Gesundheit

Sieben neue Festbetragsgruppen und Aussicht auf höheren Festbetrag für Paracetamol

Zum 1. Oktober werden Festbeträge für sieben neue Gruppen mit verschreibungspflichtigen Arzneimitteln eingeführt. Außerdem hat der GKV-Spitzenverband für einen noch unbestimmten Termin Erhöhungen von Festbeträgen vorgeschlagen, darunter für Paracetamol, das derzeit wegen Lieferengpässen bei Säften stark beachtet wird.

Zwischen Dezember 2021 und Mai 2022 hatte der Gemeinsame Bundesausschuss sieben neue Festbetragsgruppen gebildet. Daraufhin hat der GKV-Spitzenverband am 16. August Festbeträge für diese Gruppen beschlossen. Diese werden zum 1. Oktober in Kraft treten. Sie betreffen verschreibungspflichtige Arzneimittel mit den folgenden Inhaltsstoffen: 

  • Dienogest,
  • die Kombination aus Dutasterid und Tamsulosin,
  • Fulvestrant zur Injektion,
  • Methocarbamol,
  • Oxycodon in normal freisetzenden oralen Darreichungsformen,
  • Posaconazol und
  • Vancomycin.

Soweit nicht anders angegeben, geht es dabei um orale Darreichungsformen. Bei Oxycodon entsteht damit eine zweite Festbetragsgruppe. Es besteht bereits ein Festbetrag für retardierte Zubereitungen. 
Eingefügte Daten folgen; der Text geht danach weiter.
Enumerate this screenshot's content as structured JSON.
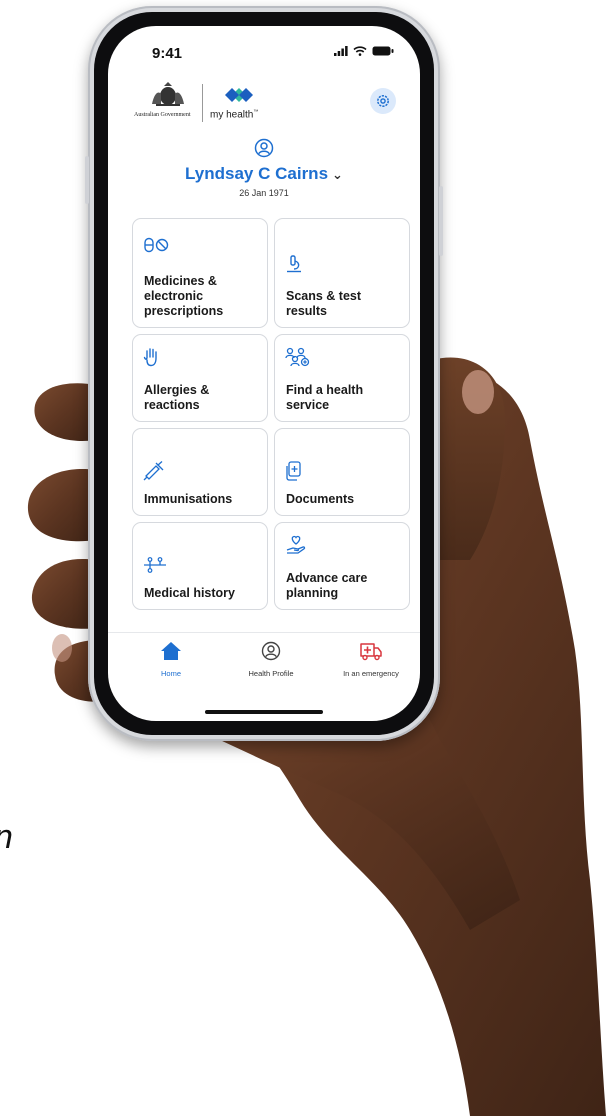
{
  "status_bar": {
    "time": "9:41"
  },
  "header": {
    "government_label": "Australian Government",
    "app_name": "my health",
    "app_name_tm": "™"
  },
  "profile": {
    "name": "Lyndsay C Cairns",
    "dob": "26 Jan 1971"
  },
  "tiles": [
    {
      "label_lines": [
        "Medicines &",
        "electronic",
        "prescriptions"
      ],
      "icon": "pills-icon"
    },
    {
      "label_lines": [
        "Scans & test",
        "results"
      ],
      "icon": "microscope-icon"
    },
    {
      "label_lines": [
        "Allergies &",
        "reactions"
      ],
      "icon": "hand-icon"
    },
    {
      "label_lines": [
        "Find a health",
        "service"
      ],
      "icon": "people-search-icon"
    },
    {
      "label_lines": [
        "Immunisations"
      ],
      "icon": "syringe-icon"
    },
    {
      "label_lines": [
        "Documents"
      ],
      "icon": "document-plus-icon"
    },
    {
      "label_lines": [
        "Medical history"
      ],
      "icon": "timeline-icon"
    },
    {
      "label_lines": [
        "Advance care",
        "planning"
      ],
      "icon": "heart-hand-icon"
    }
  ],
  "nav": {
    "home": "Home",
    "health_profile": "Health Profile",
    "emergency": "In an emergency"
  },
  "background_text": "n",
  "colors": {
    "accent": "#1e6fd0",
    "emergency": "#d9363e",
    "logo_blue": "#1b5fbf",
    "logo_green": "#2fb89e"
  }
}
Wie stets bei neuen Festbeträgen sollte beobachtet werden, wie die Hersteller mit ihrer Preisbildung reagieren. Wenn Hersteller die Preise senken, drohen in den Apotheken Lagerwertverluste. Anderenfalls können für die Patienten künftig Mehrkosten entstehen. 

Festbetragserhöhungen für fünf Gruppen vorgeschlagen

Außerdem hat der GKV-Spitzenverband im August vorgeschlagen, die Festbeträge für fünf Gruppen „zum Zweck der gesicherten Versorgung“ anzuheben. Dies betrifft zwei Gruppen mit verschreibungspflichtigen und drei Gruppen mit nicht verschreibungspflichtigen Arzneimitteln: 

  • Butylscopolamin zur Injektion (Gruppe 3), 
  • Verapamil zur Injektion (Gruppe 3), 
  • Folsäure zur Injektion (Gruppe 2), 
  • Paracetamol in oralen Darreichungsformen (Gruppe 1B) und  
  • H1-Antagonisten in topischen Darreichungsformen (Gruppe 9B). 

Zusätzlich sollen die Festbeträge für Choriongonadotropin und für Lithium in retardierten oralen Darreichungen aufgehoben werden. 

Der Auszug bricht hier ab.